Gulfstream, a division of General Dynamics Corp <GD.N>, unveiled its widely expected G700 on Monday in Las Vegas, as the biggest business jet show in the world kicks off.
In an interview, Burns said he believed the Federal Aviation Administration (FAA) and other regulators would seek more information during the G700 certification, following the crashes, although did not expect any unreasonable requests.
The process for certifying new aircraft in the United States has come under scrutiny following the fatal crashes of two flights involving the Boeing <BA.N> MAX in October 2018 and March 2019.
During the certification of its G600 business jet in 2019, Gulfstream received additional requests from the FAA on the aircraft systems, understanding how things worked and how they worked together, he said.
“I do think the FAA will take a different approach on software,” he said on the sidelines of the National Business Aviation Association’s annual show.
“I don’t think it’s anything that concerns us.
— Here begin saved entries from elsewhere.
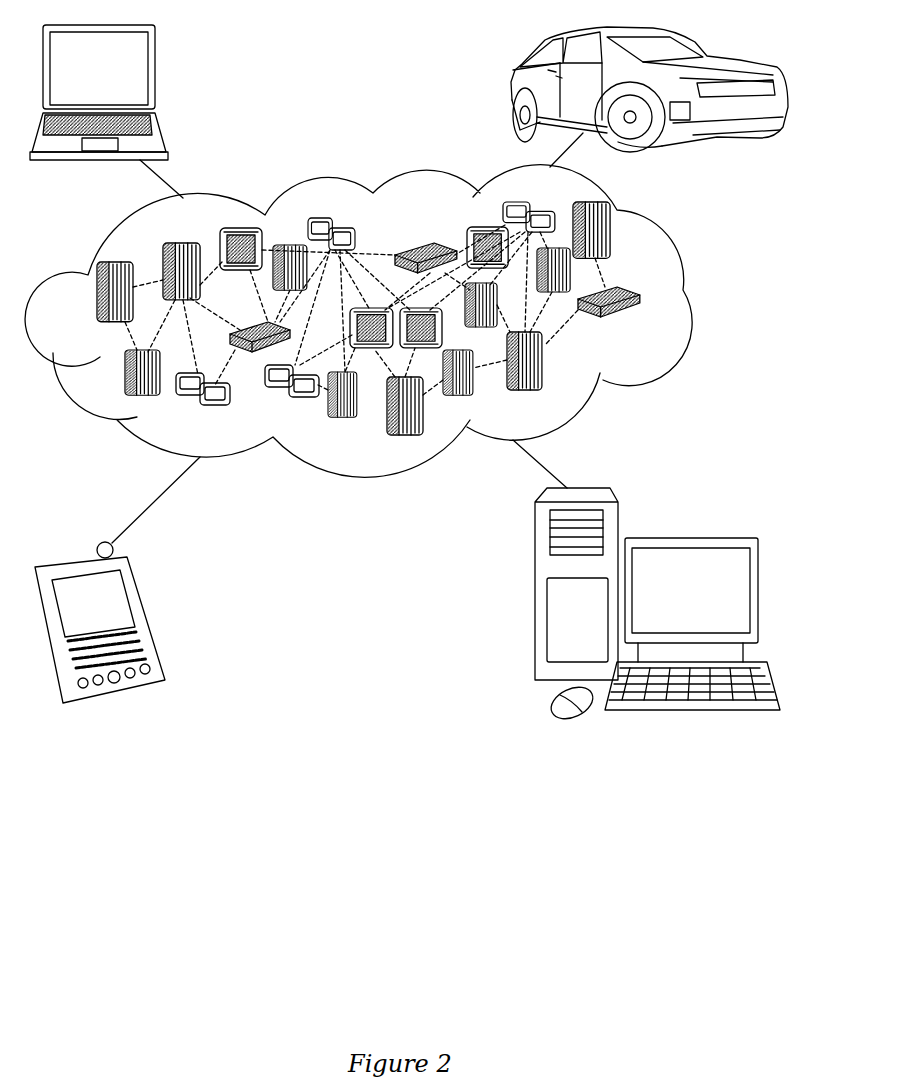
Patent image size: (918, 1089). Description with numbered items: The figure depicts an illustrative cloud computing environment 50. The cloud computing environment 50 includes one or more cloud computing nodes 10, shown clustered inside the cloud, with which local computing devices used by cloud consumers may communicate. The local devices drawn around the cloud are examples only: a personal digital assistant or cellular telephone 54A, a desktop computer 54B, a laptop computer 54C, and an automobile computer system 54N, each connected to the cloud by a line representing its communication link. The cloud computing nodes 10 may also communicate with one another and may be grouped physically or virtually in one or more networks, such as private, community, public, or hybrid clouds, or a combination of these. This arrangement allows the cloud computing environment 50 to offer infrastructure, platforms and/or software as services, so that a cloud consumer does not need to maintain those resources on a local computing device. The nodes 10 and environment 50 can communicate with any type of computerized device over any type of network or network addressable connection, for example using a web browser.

The cloud computing node 10 is at (643, 324).
The cloud computing environment 50 is at (690, 297).
The personal digital assistant (PDA) or cellular telephone 54A is at (146, 613).
The desktop computer 54B is at (688, 537).
The laptop computer 54C is at (157, 77).
The automobile computer system 54N is at (512, 92).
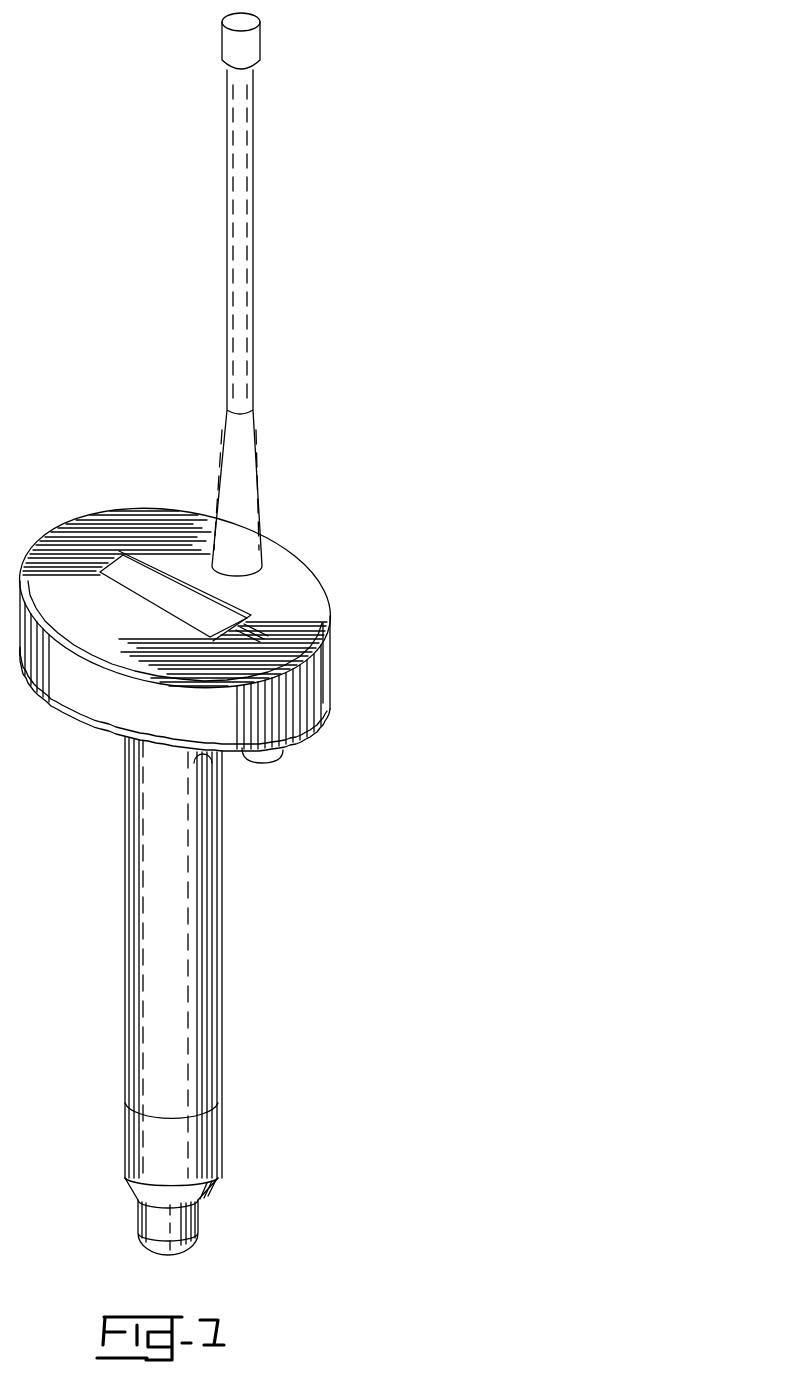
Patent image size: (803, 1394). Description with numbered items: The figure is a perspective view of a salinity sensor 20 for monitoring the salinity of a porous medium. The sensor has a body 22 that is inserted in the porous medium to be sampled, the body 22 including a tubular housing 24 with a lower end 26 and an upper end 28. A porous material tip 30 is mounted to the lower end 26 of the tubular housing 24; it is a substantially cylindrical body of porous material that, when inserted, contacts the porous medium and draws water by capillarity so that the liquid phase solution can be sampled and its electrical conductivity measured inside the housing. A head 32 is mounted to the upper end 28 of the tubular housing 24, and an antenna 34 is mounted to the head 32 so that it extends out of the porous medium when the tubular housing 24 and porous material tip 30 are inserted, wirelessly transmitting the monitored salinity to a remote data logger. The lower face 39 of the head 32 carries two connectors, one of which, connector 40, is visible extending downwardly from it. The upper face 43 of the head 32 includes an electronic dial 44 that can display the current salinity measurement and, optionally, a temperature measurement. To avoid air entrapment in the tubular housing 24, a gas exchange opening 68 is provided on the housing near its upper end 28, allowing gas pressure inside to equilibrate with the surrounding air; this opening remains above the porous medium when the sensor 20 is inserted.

I think that it will be probably very much like the G600 certification. I think it will be the same level of depth of system knowledge that they will want us to explain.”
Gulfstream’s new G700 is a derivative of the planemaker’s strong-selling G650 long-range business jet, but features a new Rolls Royce Pearl 700 engine, cockpit and five-zone space including a crew-rest area.
The G700, which lists for $75 million (£58.19 million), will compete against Bombardier Inc’s <BBDb.TO> flagship Global 7500.
Burns said the aircraft’s first flight would happen “soon,” but declined to specify when.
Gulfstream has already received 10 firm orders for the G700 from Qatar Executive, a division of Qatar Airways and Burns said the plane is sold out for more than a year.
“You cannot get a 2022 airplane,” he said.